Group A streptococcal collagen-like protein 1 restricts tumor growth in murine pancreatic adenocarcinoma and inhibits cancer-promoting neutrophil extracellular traps.

INTRODUCTION: Pancreatic ductal adenocarcinoma (PDAC) is a lethal cancer associated with an immunosuppressive environment. Neutrophil extracellular traps (NETs) were initially described in the context of infection but have more recently been implicated in contributing to the tolerogenic immune response in PDAC. Thus, NETs are an attractive target for new therapeutic strategies. Group A Streptococcus (GAS) has developed defensive strategies to inhibit NETs.

METHODS: In the present work, we propose utilizing intra-tumoral GAS injection to stimulate anti-tumor activity by inhibiting cancer-promoting NETs. Mice harboring Panc02 or KPC subcutaneous tumors injected with three different M-type GAS strains. Tumors and spleens were harvested at the endpoint of the experiments to assess bacterial colonization and systemic spread, while sera were analyzed for humoral responses toward the streptococcal antigens, especially the M1 and Scl1 proteins. Role of the streptococcal collagen-like protein 1 (Scl1) in anti-PDAC activity was assessed in vivo after intratumoral injection with M1 GAS wild-type, an isogenic mutant strain devoid of Scl1, or a complemented mutant strain with restored scl1 expression. In addition, recombinant Scl1 proteins were tested for NET inhibition using in vitro and ex vivo assays assessing NET production and myeloperoxidase activity.
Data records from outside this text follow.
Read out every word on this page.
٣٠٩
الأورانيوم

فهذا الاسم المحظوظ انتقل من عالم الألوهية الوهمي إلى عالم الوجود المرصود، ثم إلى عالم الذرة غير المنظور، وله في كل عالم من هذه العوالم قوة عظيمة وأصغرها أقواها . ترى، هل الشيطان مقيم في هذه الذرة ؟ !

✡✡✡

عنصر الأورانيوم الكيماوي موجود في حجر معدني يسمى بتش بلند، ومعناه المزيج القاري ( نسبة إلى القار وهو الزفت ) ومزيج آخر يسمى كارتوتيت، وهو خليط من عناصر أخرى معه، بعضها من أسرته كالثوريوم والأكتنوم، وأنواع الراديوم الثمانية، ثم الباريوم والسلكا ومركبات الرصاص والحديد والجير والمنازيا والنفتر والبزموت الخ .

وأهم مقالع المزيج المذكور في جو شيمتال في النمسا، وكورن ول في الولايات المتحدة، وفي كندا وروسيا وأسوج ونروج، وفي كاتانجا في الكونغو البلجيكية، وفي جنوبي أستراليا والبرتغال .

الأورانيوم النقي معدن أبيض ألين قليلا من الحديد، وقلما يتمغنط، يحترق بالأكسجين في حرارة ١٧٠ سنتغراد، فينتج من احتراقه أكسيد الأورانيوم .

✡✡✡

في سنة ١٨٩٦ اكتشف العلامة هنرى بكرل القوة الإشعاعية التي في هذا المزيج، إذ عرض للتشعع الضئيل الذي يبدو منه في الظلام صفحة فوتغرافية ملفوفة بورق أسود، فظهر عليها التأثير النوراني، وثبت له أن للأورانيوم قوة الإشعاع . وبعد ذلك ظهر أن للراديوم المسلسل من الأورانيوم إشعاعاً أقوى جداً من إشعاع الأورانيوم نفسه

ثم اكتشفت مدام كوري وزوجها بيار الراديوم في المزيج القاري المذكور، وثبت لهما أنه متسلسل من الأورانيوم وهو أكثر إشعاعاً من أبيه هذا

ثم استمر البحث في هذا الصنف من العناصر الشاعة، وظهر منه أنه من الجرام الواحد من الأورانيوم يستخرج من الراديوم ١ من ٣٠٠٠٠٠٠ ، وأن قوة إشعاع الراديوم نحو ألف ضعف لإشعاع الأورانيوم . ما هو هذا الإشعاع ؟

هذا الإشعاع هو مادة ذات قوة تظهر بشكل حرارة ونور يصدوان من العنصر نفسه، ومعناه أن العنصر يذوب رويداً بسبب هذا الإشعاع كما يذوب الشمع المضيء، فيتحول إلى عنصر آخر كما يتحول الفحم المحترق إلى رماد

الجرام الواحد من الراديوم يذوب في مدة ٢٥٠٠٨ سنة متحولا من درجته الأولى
RESULTS: Injection of three different M-type GAS strains reduced subcutaneous pancreatic tumor volume compared to control in two different murine PDAC models. Limitation of tumor growth was dependent on Scl1, as isogenic mutant strain devoid of Scl1 did not reduce tumor size. We further show that Scl1 plays a role in localizing GAS to the tumor site, thereby limiting the systemic spread of bacteria and off-target effects. While mice did elicit a humoral immune response to GAS antigens, tested sera were weakly immunogenic toward Scl1 antigen following intra-tumoral treatment with Scl1-expressing GAS. M1 GAS inhibited NET formation when co-cultured with neutrophils while Scl1-devoid mutant strain did not. Recombinant Scl1 protein inhibited NETs ex vivo in a dose-dependent manner by suppressing myeloperoxidase activity.

DISCUSSION: Altogether, we demonstrate that intra-tumoral GAS injections reduce PDAC growth, which is facilitated by Scl1, in part through inhibition of cancer promoting NETs. This work offers a novel strategy by which NETs can be targeted through Scl1 protein and potentiates its use as a cancer therapeutic.